As January progressed, the noose around Stalingrad was tightened. The German forces retreated to the city, losing control of important airfields. The fighting wasn't quite as fierce as months ago now, though - the Axis soldiers were starved, cold and far away from home. Scores of them were taken prisoner and sent to labour camps, but only a scant few of them saw home ever again.

On January 30th 1942 the Führer promoted von Paulus to the rank of Field Marshal, reasoning that no German or Prussian of that rank had been taken alive before. Von Paulus had no aspirations of martyrdom, and instead became the first to break the tradition.
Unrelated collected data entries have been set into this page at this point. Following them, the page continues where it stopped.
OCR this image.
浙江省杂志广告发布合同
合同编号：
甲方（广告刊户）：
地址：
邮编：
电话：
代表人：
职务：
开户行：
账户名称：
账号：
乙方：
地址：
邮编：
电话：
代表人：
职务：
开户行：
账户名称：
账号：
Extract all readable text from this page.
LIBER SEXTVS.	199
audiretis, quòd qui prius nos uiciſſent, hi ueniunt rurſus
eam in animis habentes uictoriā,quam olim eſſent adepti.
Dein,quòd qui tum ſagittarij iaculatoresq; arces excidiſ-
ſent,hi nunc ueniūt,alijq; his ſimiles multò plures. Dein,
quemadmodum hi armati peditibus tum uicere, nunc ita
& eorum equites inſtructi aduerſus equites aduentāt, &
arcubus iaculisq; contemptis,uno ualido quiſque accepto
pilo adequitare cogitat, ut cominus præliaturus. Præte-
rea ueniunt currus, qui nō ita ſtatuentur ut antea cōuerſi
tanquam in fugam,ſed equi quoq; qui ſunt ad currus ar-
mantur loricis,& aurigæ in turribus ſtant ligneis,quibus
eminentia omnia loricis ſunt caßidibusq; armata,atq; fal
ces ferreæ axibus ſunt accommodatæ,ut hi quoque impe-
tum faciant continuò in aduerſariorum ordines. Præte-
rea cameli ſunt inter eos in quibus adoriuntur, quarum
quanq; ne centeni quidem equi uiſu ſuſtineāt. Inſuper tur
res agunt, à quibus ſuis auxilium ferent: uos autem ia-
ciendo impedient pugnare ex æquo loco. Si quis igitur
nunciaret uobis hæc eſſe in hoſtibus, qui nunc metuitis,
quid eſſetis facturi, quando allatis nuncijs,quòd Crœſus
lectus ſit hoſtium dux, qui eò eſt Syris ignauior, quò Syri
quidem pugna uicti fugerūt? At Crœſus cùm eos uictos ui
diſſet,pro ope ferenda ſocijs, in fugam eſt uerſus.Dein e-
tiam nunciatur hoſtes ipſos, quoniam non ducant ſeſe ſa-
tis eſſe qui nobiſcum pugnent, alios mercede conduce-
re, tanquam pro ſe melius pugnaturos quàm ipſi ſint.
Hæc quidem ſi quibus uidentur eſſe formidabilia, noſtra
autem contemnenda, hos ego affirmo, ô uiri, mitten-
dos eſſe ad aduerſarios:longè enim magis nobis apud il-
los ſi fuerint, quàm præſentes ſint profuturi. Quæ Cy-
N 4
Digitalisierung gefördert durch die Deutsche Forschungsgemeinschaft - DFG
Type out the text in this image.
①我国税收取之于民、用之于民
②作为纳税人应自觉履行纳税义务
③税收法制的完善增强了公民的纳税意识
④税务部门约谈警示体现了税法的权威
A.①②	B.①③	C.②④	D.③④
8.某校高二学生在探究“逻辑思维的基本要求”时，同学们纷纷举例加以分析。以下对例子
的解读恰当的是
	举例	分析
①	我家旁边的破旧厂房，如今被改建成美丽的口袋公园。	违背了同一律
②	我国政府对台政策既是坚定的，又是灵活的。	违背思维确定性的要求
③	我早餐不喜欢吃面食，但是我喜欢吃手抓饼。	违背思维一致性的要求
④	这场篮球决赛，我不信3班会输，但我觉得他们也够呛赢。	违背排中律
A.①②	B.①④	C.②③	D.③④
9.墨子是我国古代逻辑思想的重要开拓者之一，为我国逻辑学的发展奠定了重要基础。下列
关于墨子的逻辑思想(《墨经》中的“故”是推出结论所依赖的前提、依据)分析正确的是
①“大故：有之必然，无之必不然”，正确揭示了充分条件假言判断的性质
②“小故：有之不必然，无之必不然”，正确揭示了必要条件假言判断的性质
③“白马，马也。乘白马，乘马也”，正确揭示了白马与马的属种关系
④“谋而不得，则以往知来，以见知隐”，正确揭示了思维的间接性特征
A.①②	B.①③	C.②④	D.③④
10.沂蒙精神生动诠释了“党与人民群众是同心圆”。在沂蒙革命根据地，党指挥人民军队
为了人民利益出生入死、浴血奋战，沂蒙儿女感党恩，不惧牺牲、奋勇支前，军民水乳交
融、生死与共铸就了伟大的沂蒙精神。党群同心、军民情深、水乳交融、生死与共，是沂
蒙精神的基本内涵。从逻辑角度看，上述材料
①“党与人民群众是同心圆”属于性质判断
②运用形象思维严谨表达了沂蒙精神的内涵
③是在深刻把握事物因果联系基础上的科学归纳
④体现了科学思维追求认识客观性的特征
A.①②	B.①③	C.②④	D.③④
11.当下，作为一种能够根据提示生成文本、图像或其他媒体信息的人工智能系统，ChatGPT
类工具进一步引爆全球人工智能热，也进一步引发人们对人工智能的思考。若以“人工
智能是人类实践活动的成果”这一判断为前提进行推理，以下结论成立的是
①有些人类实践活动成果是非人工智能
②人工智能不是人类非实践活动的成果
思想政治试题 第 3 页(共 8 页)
The Soviet officers were startled to see such a high-ranking German officer alive as he surrendered to them on February 2nd. The von Paulus they met was a disheveled, broken man, and the glorious Sixth Army they had imprisoned and destroyed was but a shadow of the force that had so succeeded in France.

After 200 days, after over 600 000 casualties on the Axis side and over a million casualties on the Soviet side**, the battle was over. Stalingrad's status as the crown jewel of the Soviet Union was reinforced, the city rebuilt, and since the 1960's it's been known as Volgograd. While a symbol of the Russian resistance, the battle was World War 2 in a miniature scale: it was total war, where no civilian or structure was safe, and it was ideological war, where the celebrated leaders of two juggernauts duked it out on a grand scale.

After the battle, Hermann Göring, in a radio speech on the 10th birthday of the National Socialist regime, compared the disaster to the battle of Thermopylae, painting a picture of German soldiers keeping the enemy at bay bravely to the last man, helping the war effort as a whole. The contrary can be argued - if pulled back to the main front, rearmed, and resupplied, the hundreds of thousands of men might have been able to force a stalemate on the eastern front. The German advantage was, after all, quality, not quantity, while the Soviet advantage was the opposite.



Sources:
"Stalingradin taistelu", a documentary aired Nov 7th 2002 on YLE Radio Aurora. http://www.klak.com/opi/aurora/jutut/stalingrad.php
The documentary film series The World at War, episode 10, "Stalingrad June 1942 - February 1943"
http://en.wikipedia.org/wiki/Battle_of_Stalingrad
http://www.militaryhistoryonline.com/wwii/stalingrad/default.aspx
http://campus.northpark.edu/history/WebChron/EastEurope/Stalingrad.html
* Different sources disagree on whether or not Göring knew the transport capability was (in)sufficient and whether or not it was Hitler's or Göring's idea to use an air bridge.
** Different sources also disagree on the numbers, but the scale is close to what's presented here.